Réunion du 11 juillet 2011 à 15h00
Équilibre des finances publiques — Discussion en deuxième lecture et adoption d'un projet de loi constitutionnelle modifié

Valérie Pécresse, ministre du budget, des comptes publics et de la réforme de l'État, porte-parole du Gouvernement :

Monsieur le président, madame la présidente de la commission des affaires sociales, chère Muguette Dini, monsieur le président de la commission des finances, cher Jean-Jacques Hyest, monsieur le président de la commission de l’économie, cher Jean-Paul Emorine, mesdames, messieurs les sénateurs, voilà maintenant trente-cinq années que nos comptes publics sont en déficit. Ce fait est si bien connu qu’il a même cessé de nous étonner, comme s’il était devenu naturel que l’État dépense toujours plus qu’il ne gagne, au point que nous avons pris l’habitude de vivre à crédit, en oubliant, au passage, qu’un jour ou l’autre nos enfants ou nos petits-enfants devront bien rembourser cette dette que nous avons creusée à force de déficits.

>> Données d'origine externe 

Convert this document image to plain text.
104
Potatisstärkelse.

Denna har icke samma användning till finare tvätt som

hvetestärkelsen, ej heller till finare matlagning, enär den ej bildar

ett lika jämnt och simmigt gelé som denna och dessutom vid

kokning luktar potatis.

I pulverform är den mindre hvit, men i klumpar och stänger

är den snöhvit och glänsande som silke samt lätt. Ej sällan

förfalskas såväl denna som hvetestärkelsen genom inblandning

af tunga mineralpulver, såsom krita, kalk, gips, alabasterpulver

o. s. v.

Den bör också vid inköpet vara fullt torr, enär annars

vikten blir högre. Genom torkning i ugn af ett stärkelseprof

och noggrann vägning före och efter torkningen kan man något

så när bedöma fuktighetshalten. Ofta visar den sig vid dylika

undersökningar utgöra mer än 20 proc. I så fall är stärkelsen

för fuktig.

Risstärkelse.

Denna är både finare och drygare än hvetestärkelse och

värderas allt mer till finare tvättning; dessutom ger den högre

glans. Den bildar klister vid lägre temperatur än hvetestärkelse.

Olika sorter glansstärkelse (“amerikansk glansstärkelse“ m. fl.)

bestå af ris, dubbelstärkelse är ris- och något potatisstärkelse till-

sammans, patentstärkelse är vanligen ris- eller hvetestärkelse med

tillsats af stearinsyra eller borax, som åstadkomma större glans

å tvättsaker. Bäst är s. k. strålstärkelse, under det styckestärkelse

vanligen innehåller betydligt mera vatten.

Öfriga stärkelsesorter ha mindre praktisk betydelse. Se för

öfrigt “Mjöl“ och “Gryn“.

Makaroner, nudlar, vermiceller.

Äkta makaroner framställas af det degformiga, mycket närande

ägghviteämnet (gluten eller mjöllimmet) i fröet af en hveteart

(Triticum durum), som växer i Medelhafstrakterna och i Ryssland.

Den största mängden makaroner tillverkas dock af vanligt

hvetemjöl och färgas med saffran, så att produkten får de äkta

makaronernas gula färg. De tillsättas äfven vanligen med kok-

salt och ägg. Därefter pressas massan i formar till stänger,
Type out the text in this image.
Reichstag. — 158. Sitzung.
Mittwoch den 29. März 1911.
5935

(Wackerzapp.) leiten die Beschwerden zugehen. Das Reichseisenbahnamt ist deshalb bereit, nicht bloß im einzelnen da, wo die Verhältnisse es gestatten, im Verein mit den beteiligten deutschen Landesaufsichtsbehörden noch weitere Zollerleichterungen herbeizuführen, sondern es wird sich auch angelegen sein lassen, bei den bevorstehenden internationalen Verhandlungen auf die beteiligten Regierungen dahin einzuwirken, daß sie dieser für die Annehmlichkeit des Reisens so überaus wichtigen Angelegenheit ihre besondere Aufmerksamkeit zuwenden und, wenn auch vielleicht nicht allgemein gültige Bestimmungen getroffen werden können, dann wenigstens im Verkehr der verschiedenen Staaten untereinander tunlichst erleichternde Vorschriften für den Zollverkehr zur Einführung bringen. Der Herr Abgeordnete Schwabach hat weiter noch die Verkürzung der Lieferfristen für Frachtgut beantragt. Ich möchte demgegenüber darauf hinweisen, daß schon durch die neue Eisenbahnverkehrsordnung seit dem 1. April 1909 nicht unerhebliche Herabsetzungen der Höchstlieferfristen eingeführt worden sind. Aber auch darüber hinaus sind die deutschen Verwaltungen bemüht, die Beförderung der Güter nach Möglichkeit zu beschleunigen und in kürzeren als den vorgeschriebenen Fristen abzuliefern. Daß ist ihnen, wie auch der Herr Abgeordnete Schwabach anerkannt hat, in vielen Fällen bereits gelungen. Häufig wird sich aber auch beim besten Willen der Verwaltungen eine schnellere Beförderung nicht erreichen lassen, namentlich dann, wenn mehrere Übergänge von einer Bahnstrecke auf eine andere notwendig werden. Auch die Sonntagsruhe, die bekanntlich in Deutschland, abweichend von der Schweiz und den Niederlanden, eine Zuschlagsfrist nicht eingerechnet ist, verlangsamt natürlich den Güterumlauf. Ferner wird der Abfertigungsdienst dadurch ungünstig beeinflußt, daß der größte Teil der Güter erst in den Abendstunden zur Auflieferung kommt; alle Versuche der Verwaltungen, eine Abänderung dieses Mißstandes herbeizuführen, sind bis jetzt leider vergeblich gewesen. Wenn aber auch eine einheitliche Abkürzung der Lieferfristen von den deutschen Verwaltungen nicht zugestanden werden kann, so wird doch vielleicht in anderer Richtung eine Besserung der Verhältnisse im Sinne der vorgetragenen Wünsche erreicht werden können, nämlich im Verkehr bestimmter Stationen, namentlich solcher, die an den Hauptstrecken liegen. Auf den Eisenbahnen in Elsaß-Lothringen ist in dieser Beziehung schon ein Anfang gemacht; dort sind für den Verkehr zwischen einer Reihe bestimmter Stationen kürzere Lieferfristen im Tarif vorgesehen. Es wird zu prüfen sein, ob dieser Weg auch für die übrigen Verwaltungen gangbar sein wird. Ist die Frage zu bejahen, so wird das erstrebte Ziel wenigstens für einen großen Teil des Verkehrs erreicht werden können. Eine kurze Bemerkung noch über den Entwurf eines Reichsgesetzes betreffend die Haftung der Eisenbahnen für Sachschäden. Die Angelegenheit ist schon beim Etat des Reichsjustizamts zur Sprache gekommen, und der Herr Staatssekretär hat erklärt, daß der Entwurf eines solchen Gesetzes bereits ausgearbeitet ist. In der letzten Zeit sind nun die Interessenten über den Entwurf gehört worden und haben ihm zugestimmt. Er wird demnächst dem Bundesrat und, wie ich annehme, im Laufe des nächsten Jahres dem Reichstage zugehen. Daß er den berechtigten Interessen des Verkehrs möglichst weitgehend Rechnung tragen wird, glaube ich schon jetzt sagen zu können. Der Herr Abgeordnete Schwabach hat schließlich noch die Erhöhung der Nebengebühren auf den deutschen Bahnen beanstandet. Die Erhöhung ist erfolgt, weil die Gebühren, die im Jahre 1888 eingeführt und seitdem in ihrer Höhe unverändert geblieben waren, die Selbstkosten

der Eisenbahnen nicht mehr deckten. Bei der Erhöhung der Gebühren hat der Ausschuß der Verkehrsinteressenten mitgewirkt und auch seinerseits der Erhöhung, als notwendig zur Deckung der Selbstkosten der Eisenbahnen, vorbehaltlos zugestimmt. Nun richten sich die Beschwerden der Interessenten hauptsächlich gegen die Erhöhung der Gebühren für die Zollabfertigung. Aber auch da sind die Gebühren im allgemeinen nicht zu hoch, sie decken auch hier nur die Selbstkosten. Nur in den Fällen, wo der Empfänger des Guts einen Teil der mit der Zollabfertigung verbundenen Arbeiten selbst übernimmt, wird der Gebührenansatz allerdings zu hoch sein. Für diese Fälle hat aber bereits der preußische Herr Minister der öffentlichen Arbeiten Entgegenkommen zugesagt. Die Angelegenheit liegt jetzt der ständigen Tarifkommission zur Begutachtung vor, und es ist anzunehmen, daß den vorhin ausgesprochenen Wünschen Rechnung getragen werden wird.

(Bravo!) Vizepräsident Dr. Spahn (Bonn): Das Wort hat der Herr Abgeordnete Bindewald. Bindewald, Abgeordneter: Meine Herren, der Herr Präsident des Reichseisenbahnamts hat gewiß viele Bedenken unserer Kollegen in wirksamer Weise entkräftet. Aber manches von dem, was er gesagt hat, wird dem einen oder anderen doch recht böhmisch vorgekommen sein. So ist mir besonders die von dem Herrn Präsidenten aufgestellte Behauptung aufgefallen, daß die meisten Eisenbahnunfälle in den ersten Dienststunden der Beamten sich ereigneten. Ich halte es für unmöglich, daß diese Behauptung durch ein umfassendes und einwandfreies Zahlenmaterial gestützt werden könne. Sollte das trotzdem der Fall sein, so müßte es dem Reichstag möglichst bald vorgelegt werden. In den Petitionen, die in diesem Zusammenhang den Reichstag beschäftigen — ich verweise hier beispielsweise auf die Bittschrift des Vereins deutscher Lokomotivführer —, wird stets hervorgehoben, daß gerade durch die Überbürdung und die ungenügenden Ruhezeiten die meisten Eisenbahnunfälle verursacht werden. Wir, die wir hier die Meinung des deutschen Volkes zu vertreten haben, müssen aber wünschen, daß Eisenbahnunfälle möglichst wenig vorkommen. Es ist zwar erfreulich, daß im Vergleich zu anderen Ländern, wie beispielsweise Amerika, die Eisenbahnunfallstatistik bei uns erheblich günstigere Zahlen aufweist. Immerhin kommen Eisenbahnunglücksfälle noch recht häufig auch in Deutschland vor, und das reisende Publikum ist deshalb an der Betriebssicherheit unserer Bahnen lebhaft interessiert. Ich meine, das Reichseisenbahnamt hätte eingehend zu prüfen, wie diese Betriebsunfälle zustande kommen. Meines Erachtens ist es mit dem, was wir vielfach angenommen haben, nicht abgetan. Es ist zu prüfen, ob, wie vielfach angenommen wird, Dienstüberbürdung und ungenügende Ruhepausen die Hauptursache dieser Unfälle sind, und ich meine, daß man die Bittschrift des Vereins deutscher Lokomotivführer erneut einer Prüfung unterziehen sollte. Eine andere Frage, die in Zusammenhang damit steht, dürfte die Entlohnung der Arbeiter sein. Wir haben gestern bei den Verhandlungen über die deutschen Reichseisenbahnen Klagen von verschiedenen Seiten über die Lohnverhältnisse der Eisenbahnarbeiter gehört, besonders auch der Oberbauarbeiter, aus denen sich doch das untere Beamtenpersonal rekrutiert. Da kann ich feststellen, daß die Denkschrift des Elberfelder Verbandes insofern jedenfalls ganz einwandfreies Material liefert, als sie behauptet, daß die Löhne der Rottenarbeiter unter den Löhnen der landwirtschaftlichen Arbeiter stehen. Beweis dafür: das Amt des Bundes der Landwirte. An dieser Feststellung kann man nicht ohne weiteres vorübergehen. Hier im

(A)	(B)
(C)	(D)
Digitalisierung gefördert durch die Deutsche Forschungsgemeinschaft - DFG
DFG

Pourtant, nous savions tous qu’une telle attitude, qu’une telle habitude était irresponsable. Pour justifier leur énième budget en déséquilibre, tous les gouvernements successifs, de droite comme de gauche, se sentaient tenus d’invoquer le « poids des circonstances », qui exigeaient qu’une fois encore nous vivions au-dessus de nos moyens. Chacun reconnaîtra que la France n’a pas connu trente-cinq ans de circonstances exceptionnelles. Mais, de circonstances exceptionnelles en circonstances exceptionnelles, nous ne sommes jamais parvenus à redresser la barre et à rompre durablement avec la facilité budgétaire.

Tirer les leçons de cet échec collectif et garantir aux Français que le retour à l’équilibre ne sera plus un vœu pieux, tel est l’objet, mesdames, messieurs les sénateurs, du projet de loi constitutionnelle que j’ai l’honneur de vous présenter aujourd’hui, au nom du Gouvernement.

Si l’expérience nous a appris la faiblesse de la volonté politique en matière de réduction des déficits, elle nous a aussi montré que nous pouvions surmonter celle-ci, en nous donnant des règles contraignantes pour l’avenir, qui nous obligent à tenir nos engagements et à respecter la parole donnée aux Français.

Si, au plus fort de la crise, nous sommes parvenus à contenir l’augmentation des déficits, puis à amorcer le retour à l’équilibre, c’est grâce aux règles que ce gouvernement s’est fixées en accord avec vous, mesdames, messieurs les sénateurs, et à la détermination qu’il met à les respecter.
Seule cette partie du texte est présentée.